Professor Rowland Kao, a statistician from the University of Edinburgh, said the total number of Covid-19 deaths registered by the ONS remained high because of the lag between someone catching the disease and sadly succumbing to the symptoms.

‘The deaths we are seeing are at least in part due to the very large numbers of infections we saw that continued into January,’ he said.

‘The fact that the absolute numbers are on the decline mirrors the decline in cases we have seen over the last few weeks, and is good news in that it is further evidence that the epidemic of Covid-19 in England and Wales appears to be on the decline under the current measures. 

‘Deaths will decline more slowly than might have been expected prior to the dominance of the “Kent” B.1.1.7 variant, for which the evidence is that it has a higher rate of fatalities for those infected. 

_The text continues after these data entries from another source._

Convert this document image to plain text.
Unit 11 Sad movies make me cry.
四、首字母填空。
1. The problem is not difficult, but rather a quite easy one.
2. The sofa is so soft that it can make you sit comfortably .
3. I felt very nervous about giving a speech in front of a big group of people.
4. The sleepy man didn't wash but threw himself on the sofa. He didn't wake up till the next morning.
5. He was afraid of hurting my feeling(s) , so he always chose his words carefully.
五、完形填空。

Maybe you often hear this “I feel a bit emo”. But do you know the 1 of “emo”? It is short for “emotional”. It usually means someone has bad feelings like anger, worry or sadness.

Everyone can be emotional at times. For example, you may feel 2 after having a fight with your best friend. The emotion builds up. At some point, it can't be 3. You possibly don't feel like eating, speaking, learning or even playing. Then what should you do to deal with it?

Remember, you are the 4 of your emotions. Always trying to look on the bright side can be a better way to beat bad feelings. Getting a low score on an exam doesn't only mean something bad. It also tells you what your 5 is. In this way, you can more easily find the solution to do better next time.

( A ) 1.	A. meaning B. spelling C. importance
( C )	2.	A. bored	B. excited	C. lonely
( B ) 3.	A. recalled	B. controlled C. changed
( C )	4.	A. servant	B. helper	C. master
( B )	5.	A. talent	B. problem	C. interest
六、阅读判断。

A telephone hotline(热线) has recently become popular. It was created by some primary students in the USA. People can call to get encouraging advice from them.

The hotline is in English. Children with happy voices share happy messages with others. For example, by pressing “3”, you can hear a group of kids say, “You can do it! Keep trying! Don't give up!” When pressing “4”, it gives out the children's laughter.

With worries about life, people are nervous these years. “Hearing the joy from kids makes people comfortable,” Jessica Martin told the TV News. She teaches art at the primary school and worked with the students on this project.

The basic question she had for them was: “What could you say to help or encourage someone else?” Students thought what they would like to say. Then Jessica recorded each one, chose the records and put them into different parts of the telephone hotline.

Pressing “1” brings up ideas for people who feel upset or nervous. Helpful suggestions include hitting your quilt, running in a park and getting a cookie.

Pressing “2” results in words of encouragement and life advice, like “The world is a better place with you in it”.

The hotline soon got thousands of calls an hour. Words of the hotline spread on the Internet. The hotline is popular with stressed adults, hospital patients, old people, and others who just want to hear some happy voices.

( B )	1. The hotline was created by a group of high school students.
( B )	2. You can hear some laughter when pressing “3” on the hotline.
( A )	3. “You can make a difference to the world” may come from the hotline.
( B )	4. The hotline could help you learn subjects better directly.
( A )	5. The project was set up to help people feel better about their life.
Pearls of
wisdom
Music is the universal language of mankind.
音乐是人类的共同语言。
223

‘This, and the still high numbers of deaths, means that continued vigilance needs to applied. 

‘However, especially as the current vaccines appear to have continued protection against severe disease, we can expect the numbers of deaths to continue to decline, so long as other non-pharmaceutical restrictions remains sufficient.’

It comes after the Health Secretary Matt Hancock yesterday claimed Britain is ‘turning a corner in our battle against coronavirus’ as daily deaths plunged to a six-week low and cases continued to fall.

Department of Health figures show another 333 Covid victims were recorded, the lowest 24-hour toll since December 27 and a drop of 18 per cent on the 406 last Monday.

Another 14,104 infections were also added to the official tally. The daily figure has dropped by a quarter week-on-week, with yesterday’s number lower than at any time since December 8. Analysis shows infection rates are lower than at any time since before Christmas in all four nations of the UK.

Despite revealing the second wave was shrinking, the Health Secretary warned the number of infected patients in hospital and daily deaths were both still ‘far too high’. Almost 30,000 NHS hospital beds are currently taken up by Covid patients — 50 per cent higher than the worst days of the first wave last spring but down from 40,000 at the peak of the second wave in January.

Praising the success of lockdown in a Downing Street press conference, he said: ‘We are turning a corner in our battle against coronavirus, the vaccine rollout is going well, and if you are aged 70 or over and haven’t been contacted yet please get in touch now.

‘And all the time we must be vigilant and do what it takes to tackle any new variants that arise. For now, the most important thing that you can do is get the jab when the time comes, stay at home, protect the NHS and save lives.’